The early detection of acute myocardial infarction (AMI) has improved significantly thanks to new bio markers and recent studies have advocated a novel and promising way for doctors to conclusively ensure that a patient is having or not having an AMI in a timely and accurate manner saving time and money.
In the assessment of patients presenting with chest pain and suspected AMI doctors rely on detailed patient assessment, the ECG, and the measurement of cardiac troponins (specific markers for dying cells in the heart). AMI is the cause of death in more persons worldwide than any other disease. With effective treatment within our grasp, accurate and rapid diagnosis is of major medical and economic importance. With the development of blood tests depicting either cardiac troponin I or cardiac troponin T, the only current biomarkers thought to be unique to the heart, the diagnosis of AMI has been veritably revolutionised. In a patient presenting with chest pain, a rise in cardiac troponin has become a mandatory feature for the clinical diagnosis of AMI. Unfortunately, current cardiac troponin assays have one major limitation in common with their predecessor (CK-MB): it takes 3 hours after symptom onset until cardiac troponin becomes detectable. This is a major problem for doctors and causes diagnostic uncertainty particularly in patients presenting within the first hours from chest pain onset.

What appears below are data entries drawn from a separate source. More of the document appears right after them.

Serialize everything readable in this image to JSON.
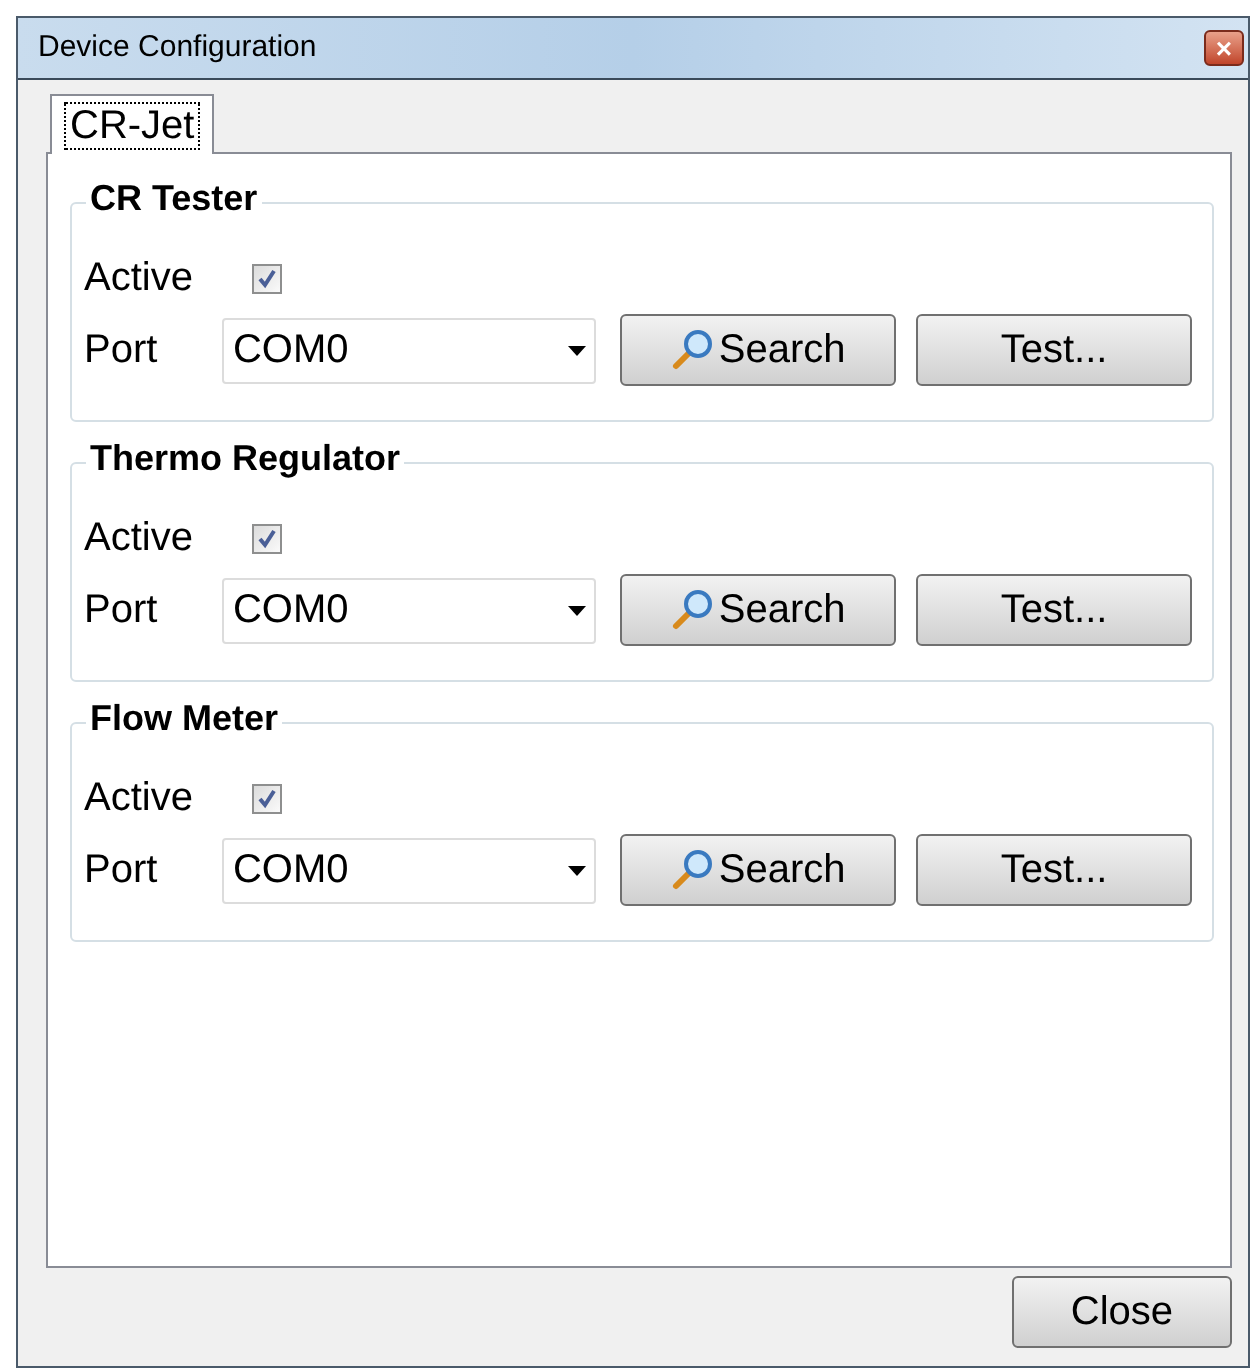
{
  "window": {
    "title": "Device Configuration",
    "close_glyph": "×"
  },
  "tabs": [
    {
      "label": "CR-Jet",
      "selected": true
    }
  ],
  "groups": [
    {
      "title": "CR Tester",
      "active_label": "Active",
      "active": true,
      "port_label": "Port",
      "port": "COM0",
      "search": "Search",
      "test": "Test..."
    },
    {
      "title": "Thermo Regulator",
      "active_label": "Active",
      "active": true,
      "port_label": "Port",
      "port": "COM0",
      "search": "Search",
      "test": "Test..."
    },
    {
      "title": "Flow Meter",
      "active_label": "Active",
      "active": true,
      "port_label": "Port",
      "port": "COM0",
      "search": "Search",
      "test": "Test..."
    }
  ],
  "close_button": "Close"
}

The more sensitive the cardiac troponin assay used, the smaller the number of dying myocardial cells necessary for this signal to be detected. Recent studies have clearly shown that sensitive cardiac troponin assays have a significantly higher diagnostic accuracy for the diagnosis of AMI and enable doctors to detect AMI already at presentation to the emergency department in the vast majority of patients.
More rapid diagnosis of AMI may reduce complications by allowing for earlier revascularization, earlier transfer to the coronary care unit, and earlier initiation of evidence-based treatment for AMI. In addition, the sensitive cardiac troponin assays may make it possible to reliably rule out the diagnosis of AMI in many patients on the basis of the initial measurement. The negative predictive value of the 99th percentile of the sensitive cardiac troponin assays, used as a single variable, was 97 to 99%. When sensitive cardiac troponin assays are used in conjunction with a clinical assessment and ECG, they will substantially reduce the percentage of patients in whom the diagnosis is uncertain after the first cardiac troponin measurement and for whom continuous ECG monitoring and serial blood sampling is necessary. The cost savings associated with this increase in early diagnostic accuracy might be substantial.
Similar findings were reported for the combination of copeptin and standard cardiac troponin. Copeptin, the C-terminal part of the vasopressin prohormone, is a marker of acute endogenous stress. If a patient suffering chest pains tested negative at presentation for both standard cardiac troponin and copeptin, which was the case in two-thirds of all patients studied, then there was a 99% probability that the patient was not having AMI, the study found. Only in the remaining minority of patients testing positive for either marker or both, would it be necessary to go the usual route of staying in the emergency room, monitoring and retesting a few hours later.
By looking at the copeptin levels in blood as a marker of acute endogenous stress, Tobias Reichlin, M.D., and co-workers from the Department of Internal Medicine, University Hospital Basel, Switzerland, sought to determine the incremental value of copeptin for a rapid rule out of AMI. Since the onset of chest pain associated with AMI is an enormous stress for the patient, copeptin levels were highest in patients presenting very early after the onset of symptoms.